Obituary of Joseph Pequigney
January 19, 2022
Farre Joseph Pequigney passed away peacefully at his home in Manhattan on January 19th, 2022. Joe was born in 1924 in Galveston, TX. He graduated from Notre Dame University in 1944, and earned an M.A. at the University of Minnesota in 1947. After a period in the novitiate and on the teaching faculty of St. John's University, he went to Harvard University where he earned his Ph.D. in 1959.
In 1960, Joe joined the original English Department faculty of Stony Brook University, where he taught until he retired in 1995. His early academic writing focused on Milton and Dante, but it was his teaching of Shakespearean drama and poetry combined with the experience of being a gay man that led him to his major work, Such Is My Love, a radical close reading of the sonnets.
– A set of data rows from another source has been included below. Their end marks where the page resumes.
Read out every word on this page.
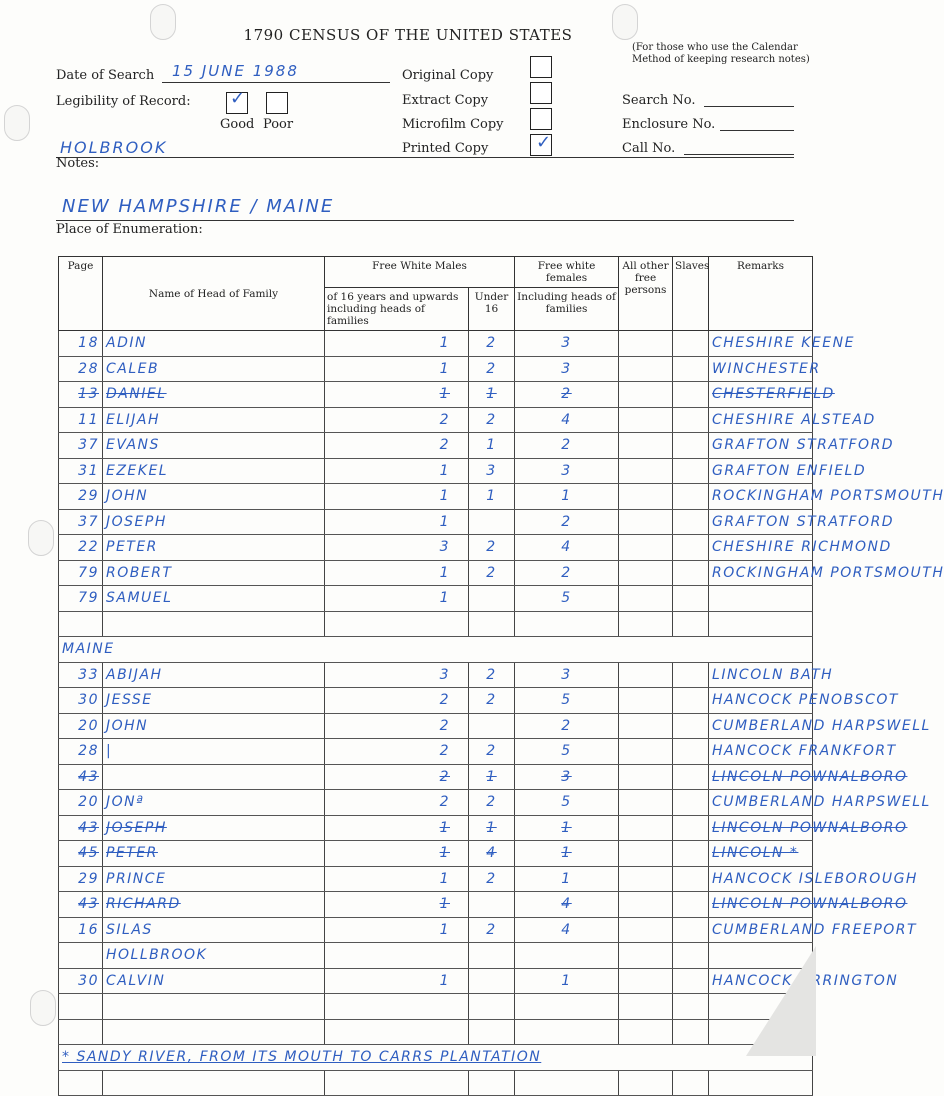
1790 CENSUS OF THE UNITED STATES
(For those who use the Calendar Method of keeping research notes)
Date of Search 15 JUNE 1988
Legibility of Record: ✓
Good Poor
Original Copy
Extract Copy
Microfilm Copy
Printed Copy	✓
Search No.
Enclosure No.
Call No.
HOLBROOK
Notes:
NEW HAMPSHIRE / MAINE
Place of Enumeration:
Page	Name of Head of Family	Free White Males		Free white females	All other free persons	Slaves	Remarks
		of 16 years and upwards including heads of families	Under 16	Including heads of families			
18	ADIN	1	2	3			CHESHIRE KEENE
28	CALEB	1	2	3			WINCHESTER
13	DANIEL	1	1	2			CHESTERFIELD
11	ELIJAH	2	2	4			CHESHIRE ALSTEAD
37	EVANS	2	1	2			GRAFTON STRATFORD
31	EZEKEL	1	3	3			GRAFTON ENFIELD
29	JOHN	1	1	1			ROCKINGHAM PORTSMOUTH
37	JOSEPH	1		2			GRAFTON STRATFORD
22	PETER	3	2	4			CHESHIRE RICHMOND
79	ROBERT	1	2	2			ROCKINGHAM PORTSMOUTH
79	SAMUEL	1		5			

MAINE							
33	ABIJAH	3	2	3			LINCOLN BATH
30	JESSE	2	2	5			HANCOCK PENOBSCOT
20	JOHN	2		2			CUMBERLAND HARPSWELL
28	|	2	2	5			HANCOCK FRANKFORT
43		2	1	3			LINCOLN POWNALBORO
20	JONª	2	2	5			CUMBERLAND HARPSWELL
43	JOSEPH	1	1	1			LINCOLN POWNALBORO
45	PETER	1	4	1			LINCOLN *
29	PRINCE	1	2	1			HANCOCK ISLEBOROUGH
43	RICHARD	1		4			LINCOLN POWNALBORO
16	SILAS	1	2	4			CUMBERLAND FREEPORT
	HOLLBROOK						
30	CALVIN	1		1			HANCOCK ORRINGTON

* SANDY RIVER, FROM ITS MOUTH TO CARRS PLANTATION							
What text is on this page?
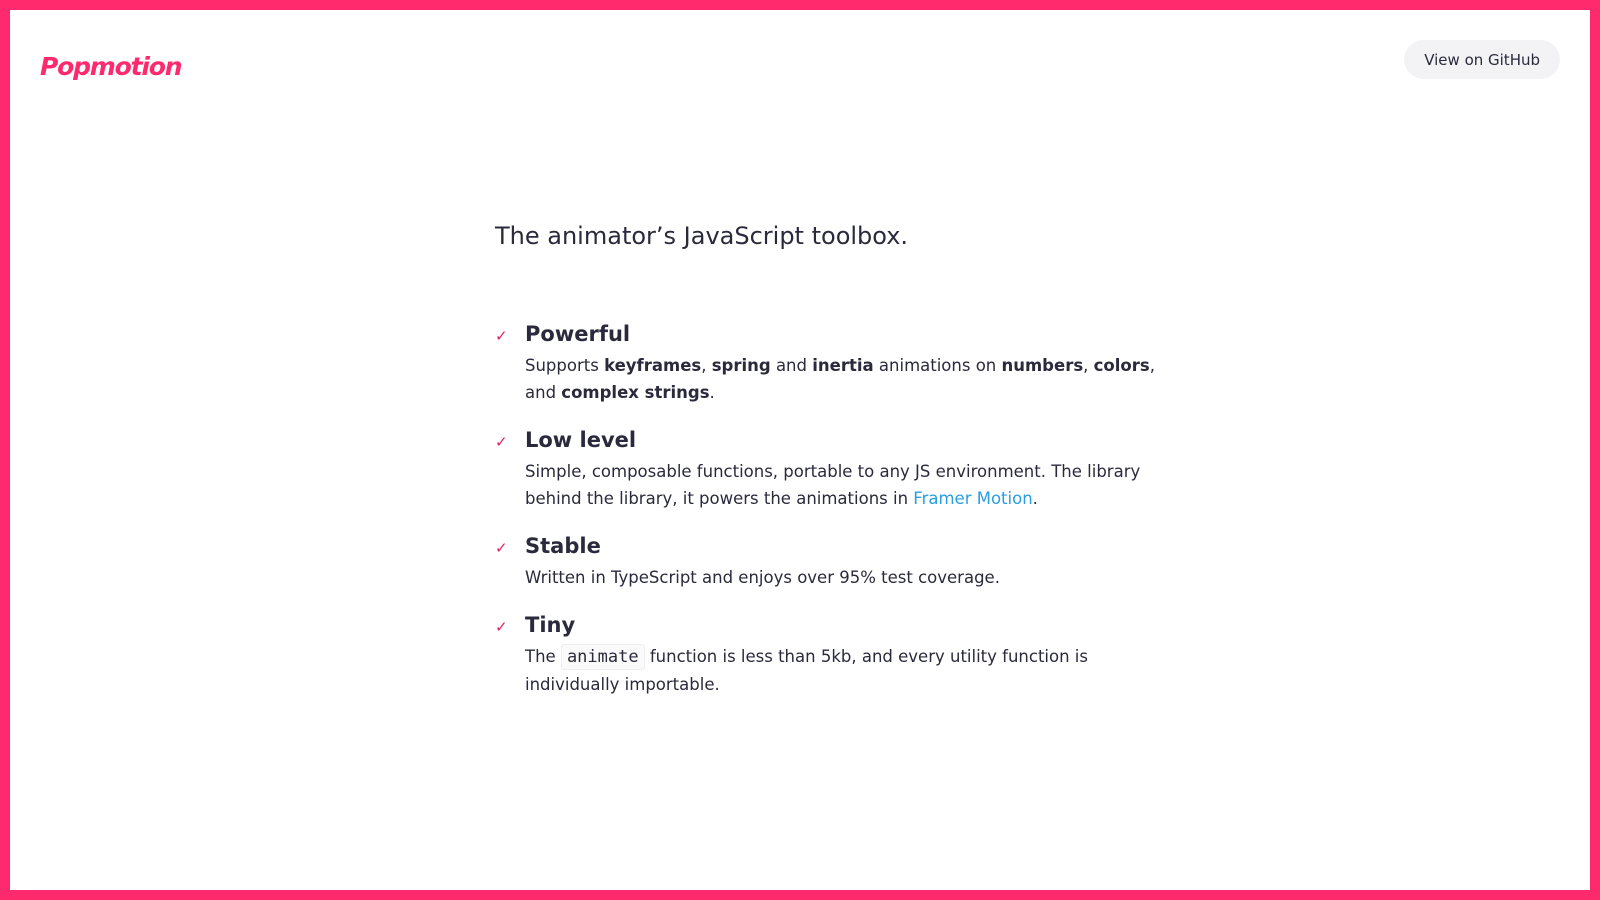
Popmotion	View on GitHub
The animator’s JavaScript toolbox.
✓ Powerful

Supports keyframes, spring and inertia animations on numbers, colors, and complex strings.

✓ Low level

Simple, composable functions, portable to any JS environment. The library behind the library, it powers the animations in Framer Motion.

✓ Stable

Written in TypeScript and enjoys over 95% test coverage.

✓ Tiny

The animate function is less than 5kb, and every utility function is individually importable.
Although greeted with controversy at first, this book became a seminal work in Shakespeare and gay studies alike. Joe went on to write numerous articles on same-sex love as it appeared in Dante's Divine Comedy and English Renaissance drama, for publications like The Dante Encyclopedia; The Gay and Lesbian Literary Heritage; ELR: English Literary Renaissance, and Representations. In 2017 he received the GALA ND/SMC Award for Distinguished Academic Achievement, honoring the fact that themes "of same sex love are today recognized and taught with greater honesty as a result" of his work. For Joe, teaching was as important as scholarship; the clarity and passion of his thought inspired generations of students, some of whom credit him with profoundly shaping their subsequent paths.
Joe remained interested in Catholic thinking throughout his life. In an unpublished article, he discussed some important discrepancies between papal discourse and the foundational writing of Thomas Aquinas which contends that "ensoulment," what makes us human, does not occur at the moment of conception.
Joe loved friends and family, European travel, theatre, food, wine, and animated conversations about them all. Joy was effusive around his table, powered by his affection, his love of sharing, his wit, and very often by his heartfelt left-wing politics. The love he radiated enriched the lives of his husband, his siblings, his 11 nieces and nephews, and their children, all of whom happily acknowledge their "Uncle Bubba's" extensive influence on their lives.
Joe is survived by his husband and companion of 53 years, Steven Mays, his sister Margaret Cashion of Jackson, MS, the aforementioned nieces and nephews, their children, and their children's children. He was predeceased by his parents Margaret Dugey Pequigney and Frank Pequigney, and by his sister Dorothy Shepherd Davison, all of Galveston, TX.